We need a proper theory for explaining how life (and the semantically rich genetic code) could have got started on Earth even given billions of years, something which is actually quite difficult to do, given reasons discussed here. In this light a new theory trying to squeeze an origin of life into a six million year time frame (less than one percent of the time it took on Earth) is rather laughable. But I understand the appeal to certain minds, the attraction of trying to minimize the difficulty of explaining the origin of life by suddenly imagining it occurring 200 times faster. It's kind of like a man saying to his skeptical girlfriend: “You don't think I'll become a millionaire in 30 years? I'll become a millionaire in 3 months!”

I don't particularly object to Loeb advancing a very farfetched theory. When it comes to theories, I say: let a hundred flowers bloom; the more, the merrier. I am bemused, however, by Loeb's grandiose pretensions in which he suggests that his theory is some big intellectual breakthrough. “It’s almost like a Copernican  revolution in our thinking about life,” Loeb says. Fancy that: Abraham Loeb, the new Copernicus!

But far from being some great intellectual breakthrough, Loeb's theory is of little significance. One reason is that it is neither falsifiable nor verifiable. We could never possibly falsify the idea that life arose somewhere in the billions of galaxies between 10 and 17 million years after the Big Bang. We could also never verify such a theory.

For such a theory to be verified, we would need to find fossil traces that life had arisen shortly after the Big Bang.
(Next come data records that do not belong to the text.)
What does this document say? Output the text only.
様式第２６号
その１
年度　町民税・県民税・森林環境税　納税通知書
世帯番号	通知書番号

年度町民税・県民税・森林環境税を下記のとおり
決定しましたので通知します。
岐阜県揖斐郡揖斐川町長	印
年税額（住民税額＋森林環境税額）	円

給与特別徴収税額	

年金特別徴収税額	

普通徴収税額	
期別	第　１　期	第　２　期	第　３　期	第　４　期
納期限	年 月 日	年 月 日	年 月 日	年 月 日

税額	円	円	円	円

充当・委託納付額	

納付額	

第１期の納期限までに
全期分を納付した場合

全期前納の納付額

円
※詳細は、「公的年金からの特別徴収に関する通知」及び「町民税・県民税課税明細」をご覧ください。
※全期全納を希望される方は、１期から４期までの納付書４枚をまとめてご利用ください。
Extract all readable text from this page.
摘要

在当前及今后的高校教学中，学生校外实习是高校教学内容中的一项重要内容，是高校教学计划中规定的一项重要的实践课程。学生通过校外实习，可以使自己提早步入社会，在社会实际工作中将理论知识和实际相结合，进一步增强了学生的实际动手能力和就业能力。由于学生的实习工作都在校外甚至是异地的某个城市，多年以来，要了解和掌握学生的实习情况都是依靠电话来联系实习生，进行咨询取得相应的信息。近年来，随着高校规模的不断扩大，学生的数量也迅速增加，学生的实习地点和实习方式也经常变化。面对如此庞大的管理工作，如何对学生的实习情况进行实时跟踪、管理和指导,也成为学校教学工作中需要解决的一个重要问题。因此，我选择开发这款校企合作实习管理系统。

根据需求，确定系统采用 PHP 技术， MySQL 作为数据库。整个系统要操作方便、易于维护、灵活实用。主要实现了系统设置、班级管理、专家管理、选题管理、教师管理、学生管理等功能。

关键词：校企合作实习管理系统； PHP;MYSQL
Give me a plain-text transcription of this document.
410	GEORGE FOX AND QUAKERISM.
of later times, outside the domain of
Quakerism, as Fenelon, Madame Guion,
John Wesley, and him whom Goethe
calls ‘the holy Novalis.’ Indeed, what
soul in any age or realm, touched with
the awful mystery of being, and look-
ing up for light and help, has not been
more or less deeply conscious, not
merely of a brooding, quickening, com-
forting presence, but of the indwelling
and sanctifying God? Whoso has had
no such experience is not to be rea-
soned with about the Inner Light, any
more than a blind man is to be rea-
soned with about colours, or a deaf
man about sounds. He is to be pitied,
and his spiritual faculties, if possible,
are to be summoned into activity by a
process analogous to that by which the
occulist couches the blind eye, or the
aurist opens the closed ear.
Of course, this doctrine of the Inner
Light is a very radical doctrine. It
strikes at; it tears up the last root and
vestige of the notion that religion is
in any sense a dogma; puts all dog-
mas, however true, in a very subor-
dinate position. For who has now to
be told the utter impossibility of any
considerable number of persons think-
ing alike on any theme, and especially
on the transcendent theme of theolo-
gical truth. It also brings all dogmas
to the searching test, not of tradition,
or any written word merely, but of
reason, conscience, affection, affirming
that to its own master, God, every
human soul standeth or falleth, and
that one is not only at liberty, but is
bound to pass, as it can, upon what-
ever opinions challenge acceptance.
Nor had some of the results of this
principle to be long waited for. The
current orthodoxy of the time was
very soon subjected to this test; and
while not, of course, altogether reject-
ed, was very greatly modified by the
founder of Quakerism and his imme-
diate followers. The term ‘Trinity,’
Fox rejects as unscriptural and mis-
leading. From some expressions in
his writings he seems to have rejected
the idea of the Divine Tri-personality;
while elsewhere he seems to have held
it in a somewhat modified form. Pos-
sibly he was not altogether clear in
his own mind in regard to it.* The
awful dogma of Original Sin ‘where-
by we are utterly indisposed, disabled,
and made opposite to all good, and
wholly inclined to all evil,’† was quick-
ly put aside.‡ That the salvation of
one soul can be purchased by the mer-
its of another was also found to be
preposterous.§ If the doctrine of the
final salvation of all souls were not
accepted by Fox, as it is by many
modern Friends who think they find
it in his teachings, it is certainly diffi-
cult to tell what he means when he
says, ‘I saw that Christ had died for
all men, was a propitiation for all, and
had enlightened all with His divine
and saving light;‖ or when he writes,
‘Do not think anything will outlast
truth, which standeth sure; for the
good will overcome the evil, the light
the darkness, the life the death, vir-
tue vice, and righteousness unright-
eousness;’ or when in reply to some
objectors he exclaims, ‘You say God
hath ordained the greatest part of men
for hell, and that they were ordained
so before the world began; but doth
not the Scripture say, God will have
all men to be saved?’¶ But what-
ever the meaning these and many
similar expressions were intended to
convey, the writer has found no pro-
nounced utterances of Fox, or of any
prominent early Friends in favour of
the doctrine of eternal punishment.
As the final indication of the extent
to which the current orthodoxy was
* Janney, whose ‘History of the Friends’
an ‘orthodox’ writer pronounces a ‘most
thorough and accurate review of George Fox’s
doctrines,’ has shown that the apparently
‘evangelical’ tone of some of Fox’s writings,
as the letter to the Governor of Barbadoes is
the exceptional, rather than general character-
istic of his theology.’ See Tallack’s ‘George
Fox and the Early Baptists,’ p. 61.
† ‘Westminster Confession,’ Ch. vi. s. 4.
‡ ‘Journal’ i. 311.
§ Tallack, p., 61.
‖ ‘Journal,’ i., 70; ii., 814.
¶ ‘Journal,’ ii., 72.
We couldn't find that in our solar system, since our solar system is less than 5 billion years old. We also could not find such fossil traces if we visited any other solar system. As there is absolutely no fossil evidence of life during the first billion years of earthly history, we can conclude that any life that appeared a few million years after the Big Bang (and disappeared a few million years later, when the background temperature became colder) would not have left behind any traces that someone could detect billions of years later. Any such life would at best be pre-cellular life such as self-reproducing molecules, something too primitive to leave behind fossil remains.

Loeb's theory doesn't explain anything, doesn't predict anything, and it also has no important implications. Since his theory imagines a relatively short “epoch of habitability” lasting only six million years near the beginning of the universe (which is merely a “one-night stand” from the standpoint of a 13-billion year cosmic history), the theory does not have any implications for the overall likelihood of life's current existence in the universe.

Loeb's theory is therefore a kind of insignificant curiosity, an idea without any deeper meaning, a sterile idea that we will never be able to confirm or disprove. Far from being the start of a new Copernican revolution, his theory seems to be a dead end.